I’ve gotten a few concerned messages wondering where I’ve been lately. I’m here to confess that I have been hiding—avoiding might be a more appropriate word—from the world. There are a multitude of reasons, but they all stem back to one problem. My skin. No, it’s not a giant zit or newly developed wrinkles—I’m not as vain as Stasia Athory—I wish it were that simple.
The battle of the skin condition has been off and on for a few years and I’ve never really gotten a satisfactory answer as to what I’m dealing with. A few trips to the dermatologist explained it as contact dermatitis. I submitted to an allergy test, that was inconclusive. A particularly nasty flare ended me up at Urgent Care, where it was again chalked up to contact or A-topic dermatitis, a fancy way of saying eczema.
Every time, I was sent home with a prescription for steroid cream. This cleared it up, but the rash rebounded when I stopped using the medication. The gals at Prairieland and my faithful herbalist have been analyzing and experimenting trying to find me some relief for my itchy, peeling skin. Yes, it literally peels off in sheets and has led to the nickname Zombie Girl.
I’ve made changes in my diet, skincare and haircare. You name it, I’ve probably tried it. I can honestly say, it is affected by stress. My last flair showed up right before the release of Re-enchanted and attending ICON last year.
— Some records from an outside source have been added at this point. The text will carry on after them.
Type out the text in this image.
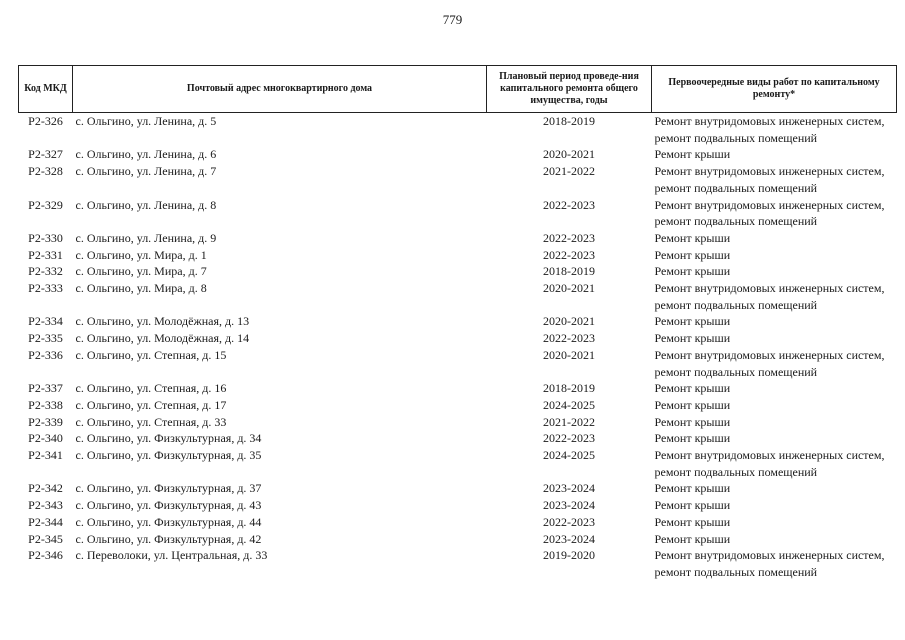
779
Код МКД	Почтовый адрес многоквартирного дома	Плановый период проведе-ния капитального ремонта общего имущества, годы	Первоочередные виды работ по капитальному ремонту*
Р2-326	с. Ольгино, ул. Ленина, д. 5	2018-2019	Ремонт внутридомовых инженерных систем,
ремонт подвальных помещений

Р2-327	с. Ольгино, ул. Ленина, д. 6	2020-2021	Ремонт крыши

Р2-328	с. Ольгино, ул. Ленина, д. 7	2021-2022	Ремонт внутридомовых инженерных систем,
ремонт подвальных помещений

Р2-329	с. Ольгино, ул. Ленина, д. 8	2022-2023	Ремонт внутридомовых инженерных систем,
ремонт подвальных помещений

Р2-330	с. Ольгино, ул. Ленина, д. 9	2022-2023	Ремонт крыши

Р2-331	с. Ольгино, ул. Мира, д. 1	2022-2023	Ремонт крыши

Р2-332	с. Ольгино, ул. Мира, д. 7	2018-2019	Ремонт крыши

Р2-333	с. Ольгино, ул. Мира, д. 8	2020-2021	Ремонт внутридомовых инженерных систем,
ремонт подвальных помещений

Р2-334	с. Ольгино, ул. Молодёжная, д. 13	2020-2021	Ремонт крыши

Р2-335	с. Ольгино, ул. Молодёжная, д. 14	2022-2023	Ремонт крыши

Р2-336	с. Ольгино, ул. Степная, д. 15	2020-2021	Ремонт внутридомовых инженерных систем,
ремонт подвальных помещений

Р2-337	с. Ольгино, ул. Степная, д. 16	2018-2019	Ремонт крыши

Р2-338	с. Ольгино, ул. Степная, д. 17	2024-2025	Ремонт крыши

Р2-339	с. Ольгино, ул. Степная, д. 33	2021-2022	Ремонт крыши

Р2-340	с. Ольгино, ул. Физкультурная, д. 34	2022-2023	Ремонт крыши

Р2-341	с. Ольгино, ул. Физкультурная, д. 35	2024-2025	Ремонт внутридомовых инженерных систем,
ремонт подвальных помещений

Р2-342	с. Ольгино, ул. Физкультурная, д. 37	2023-2024	Ремонт крыши

Р2-343	с. Ольгино, ул. Физкультурная, д. 43	2023-2024	Ремонт крыши

Р2-344	с. Ольгино, ул. Физкультурная, д. 44	2022-2023	Ремонт крыши

Р2-345	с. Ольгино, ул. Физкультурная, д. 42	2023-2024	Ремонт крыши

Р2-346	с. Переволоки, ул. Центральная, д. 33	2019-2020	Ремонт внутридомовых инженерных систем,
ремонт подвальных помещений
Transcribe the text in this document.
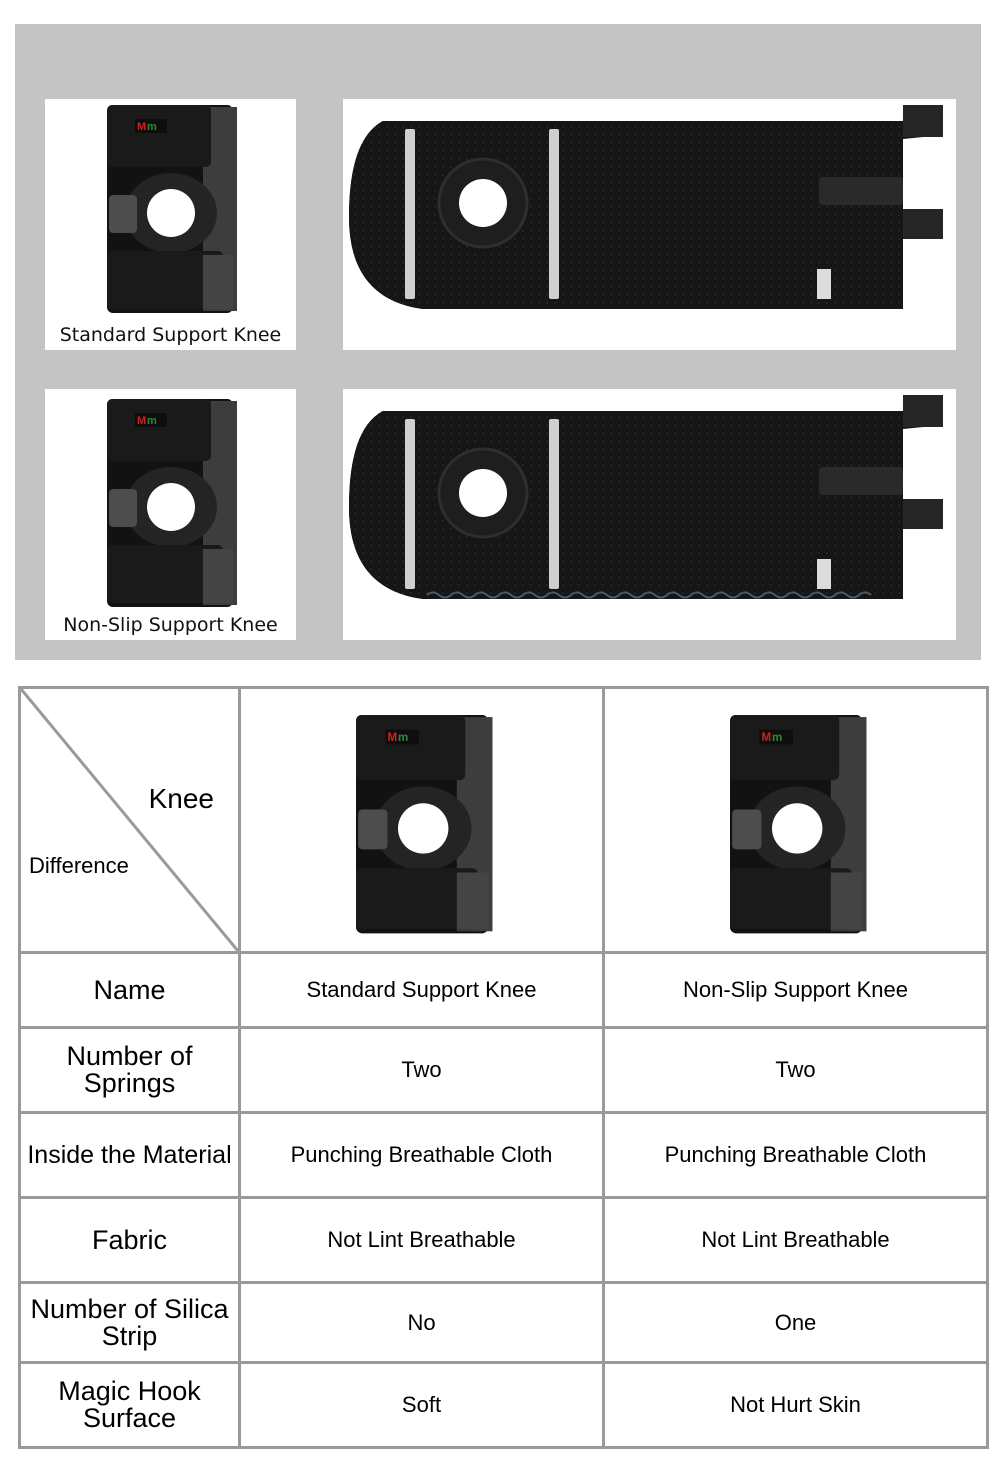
Standard Support Knee
Non-Slip Support Knee
Knee
Difference

Name	Standard Support Knee	Non-Slip Support Knee
Number of Springs	Two	Two
Inside the Material	Punching Breathable Cloth	Punching Breathable Cloth
Fabric	Not Lint Breathable	Not Lint Breathable
Number of Silica Strip	No	One
Magic Hook Surface	Soft	Not Hurt Skin
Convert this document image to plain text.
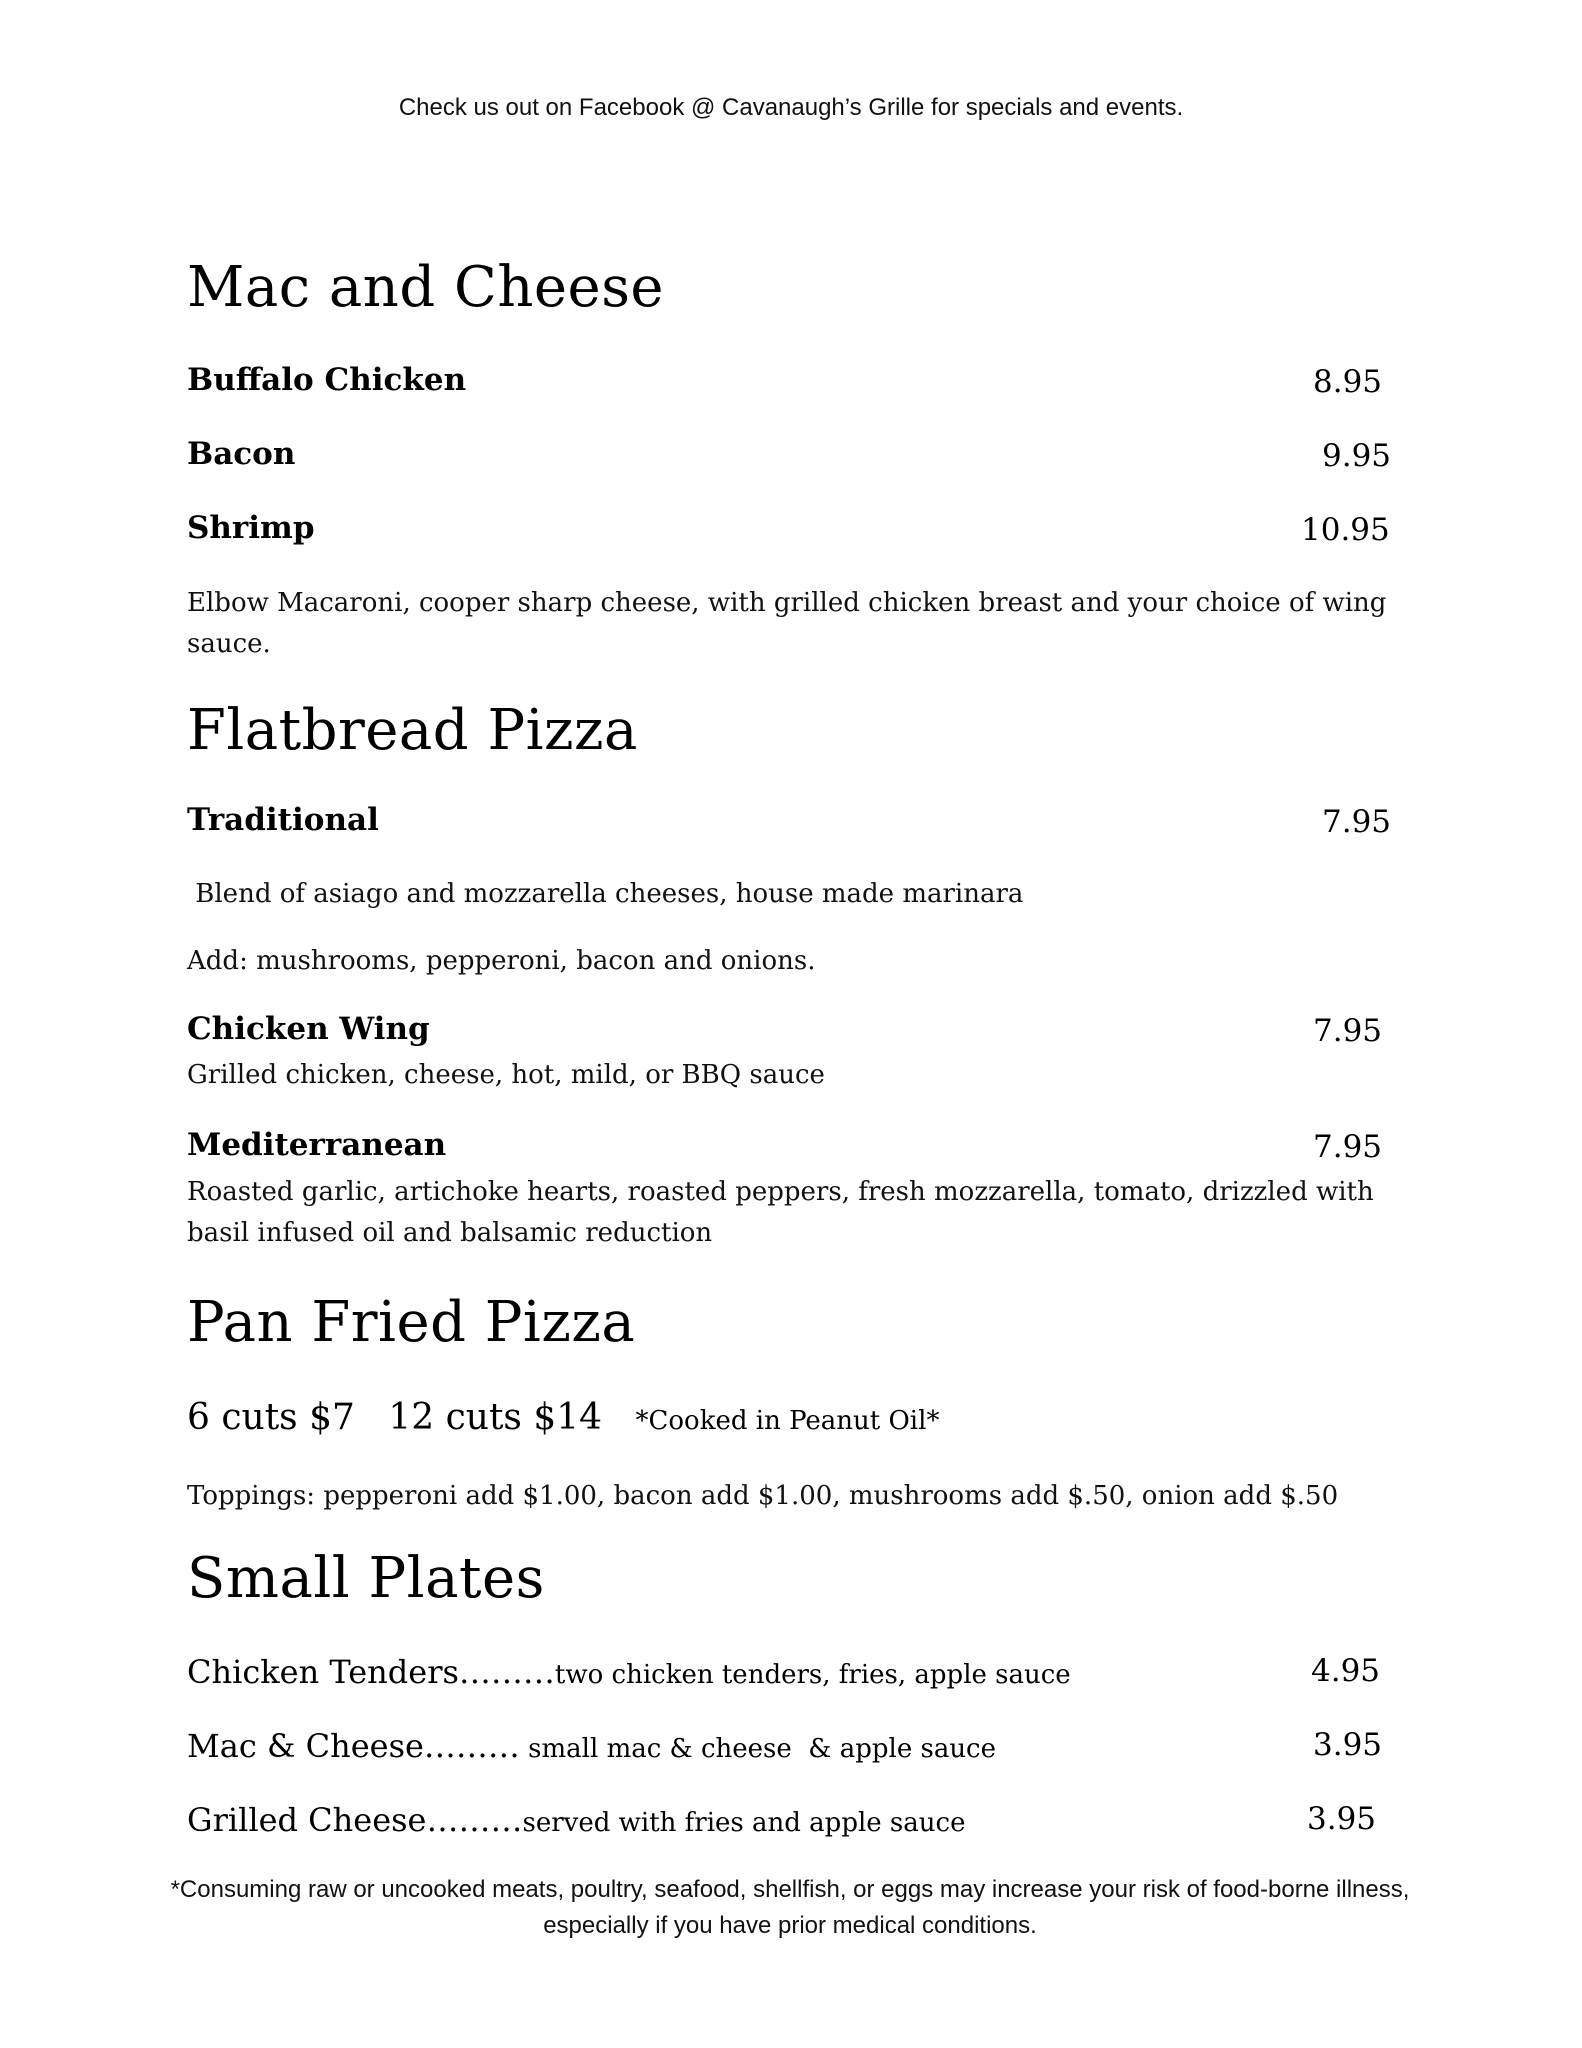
Check us out on Facebook @ Cavanaugh’s Grille for specials and events.
Mac and Cheese
Buffalo Chicken	8.95
Bacon	9.95
Shrimp	10.95
Elbow Macaroni, cooper sharp cheese, with grilled chicken breast and your choice of wing sauce.
Flatbread Pizza
Traditional	7.95
Blend of asiago and mozzarella cheeses, house made marinara
Add: mushrooms, pepperoni, bacon and onions.
Chicken Wing	7.95
Grilled chicken, cheese, hot, mild, or BBQ sauce
Mediterranean	7.95
Roasted garlic, artichoke hearts, roasted peppers, fresh mozzarella, tomato, drizzled with basil infused oil and balsamic reduction
Pan Fried Pizza
6 cuts $7 12 cuts $14 *Cooked in Peanut Oil*
Toppings: pepperoni add $1.00, bacon add $1.00, mushrooms add $.50, onion add $.50
Small Plates
Chicken Tenders………two chicken tenders, fries, apple sauce	4.95
Mac & Cheese……… small mac & cheese  & apple sauce	3.95
Grilled Cheese………served with fries and apple sauce	3.95
*Consuming raw or uncooked meats, poultry, seafood, shellfish, or eggs may increase your risk of food-borne illness, especially if you have prior medical conditions.
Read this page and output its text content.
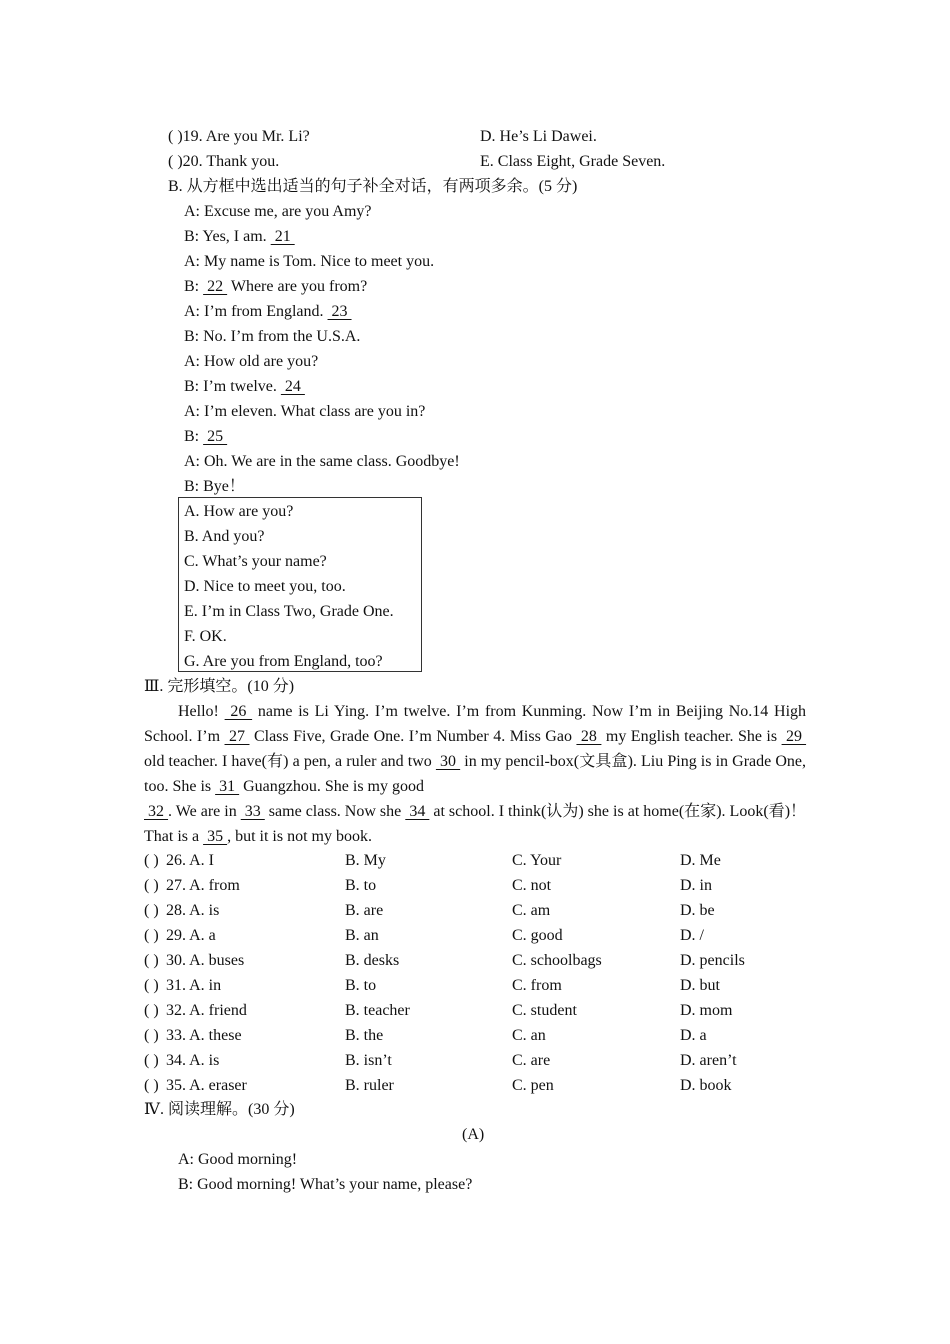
( )19. Are you Mr. Li?	D. He’s Li Dawei.
( )20. Thank you.	E. Class Eight, Grade Seven.
B. 从方框中选出适当的句子补全对话，有两项多余。(5 分)
A: Excuse me, are you Amy?
B: Yes, I am.  21
A: My name is Tom. Nice to meet you.
B:  22  Where are you from?
A: I’m from England.  23
B: No. I’m from the U.S.A.
A: How old are you?
B: I’m twelve.  24
A: I’m eleven. What class are you in?
B:  25
A: Oh. We are in the same class. Goodbye!
B: Bye！
A. How are you?
B. And you?
C. What’s your name?
D. Nice to meet you, too.
E. I’m in Class Two, Grade One.
F. OK.
G. Are you from England, too?
Ⅲ. 完形填空。(10 分)
Hello!  26  name is Li Ying. I’m twelve. I’m from Kunming. Now I’m in Beijing No.14 High School. I’m  27  Class Five, Grade One. I’m Number 4. Miss Gao  28  my English teacher. She is  29  old teacher. I have(有) a pen, a ruler and two  30  in my pencil-box(文具盒). Liu Ping is in Grade One, too. She is  31  Guangzhou. She is my good
32 . We are in  33  same class. Now she  34  at school. I think(认为) she is at home(在家). Look(看)！That is a  35 , but it is not my book.
( ) 26. A. I	B. My	C. Your	D. Me
( ) 27. A. from	B. to	C. not	D. in
( ) 28. A. is	B. are	C. am	D. be
( ) 29. A. a	B. an	C. good	D. /
( ) 30. A. buses	B. desks	C. schoolbags	D. pencils
( ) 31. A. in	B. to	C. from	D. but
( ) 32. A. friend	B. teacher	C. student	D. mom
( ) 33. A. these	B. the	C. an	D. a
( ) 34. A. is	B. isn’t	C. are	D. aren’t
( ) 35. A. eraser	B. ruler	C. pen	D. book
Ⅳ. 阅读理解。(30 分)
(A)
A: Good morning!
B: Good morning! What’s your name, please?
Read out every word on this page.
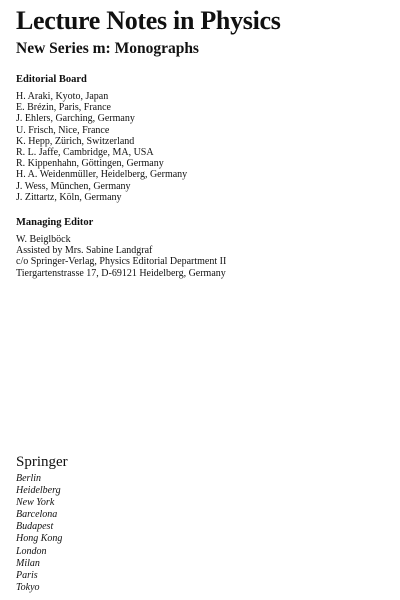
Lecture Notes in Physics
New Series m: Monographs
Editorial Board
H. Araki, Kyoto, Japan
E. Brézin, Paris, France
J. Ehlers, Garching, Germany
U. Frisch, Nice, France
K. Hepp, Zürich, Switzerland
R. L. Jaffe, Cambridge, MA, USA
R. Kippenhahn, Göttingen, Germany
H. A. Weidenmüller, Heidelberg, Germany
J. Wess, München, Germany
J. Zittartz, Köln, Germany
Managing Editor
W. Beiglböck
Assisted by Mrs. Sabine Landgraf
c/o Springer-Verlag, Physics Editorial Department II
Tiergartenstrasse 17, D-69121 Heidelberg, Germany
Springer
Berlin
Heidelberg
New York
Barcelona
Budapest
Hong Kong
London
Milan
Paris
Tokyo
This made me think back to the other horrendous episodes, yep, right before, or directly after the release of both previous books. Small flares reared their ugly heads at other stressful times. So maybe it’s all in my head.
After a recent appointment with my family physician, it was decided I needed to try a new dermatologist. Awesomeness that she is, my doctor is doing the leg work for me and finding me a new derm to pester with my zombie affliction. Until then, I’ll sparingly use the steroid cream and do my best to ignore the incessant itching, inflammation and pain. This is why I’ve been hiding out. The lack of sleep and discomfort has triggered a fibromyalgia flare, so I’m not firing on all cylinders. Talking to me is like talking to a brick wall.
Maybe I truly am turning into a zombie. I have a lot of the traits, lack of focus, skin falling off, and I can out blank stare anyone. If this is true, you should be on the look out for “Confessions of a Zombie Hairstylist” by Rachel Aukes. After all, I would want Iowa’s zombie expert to write my memoirs.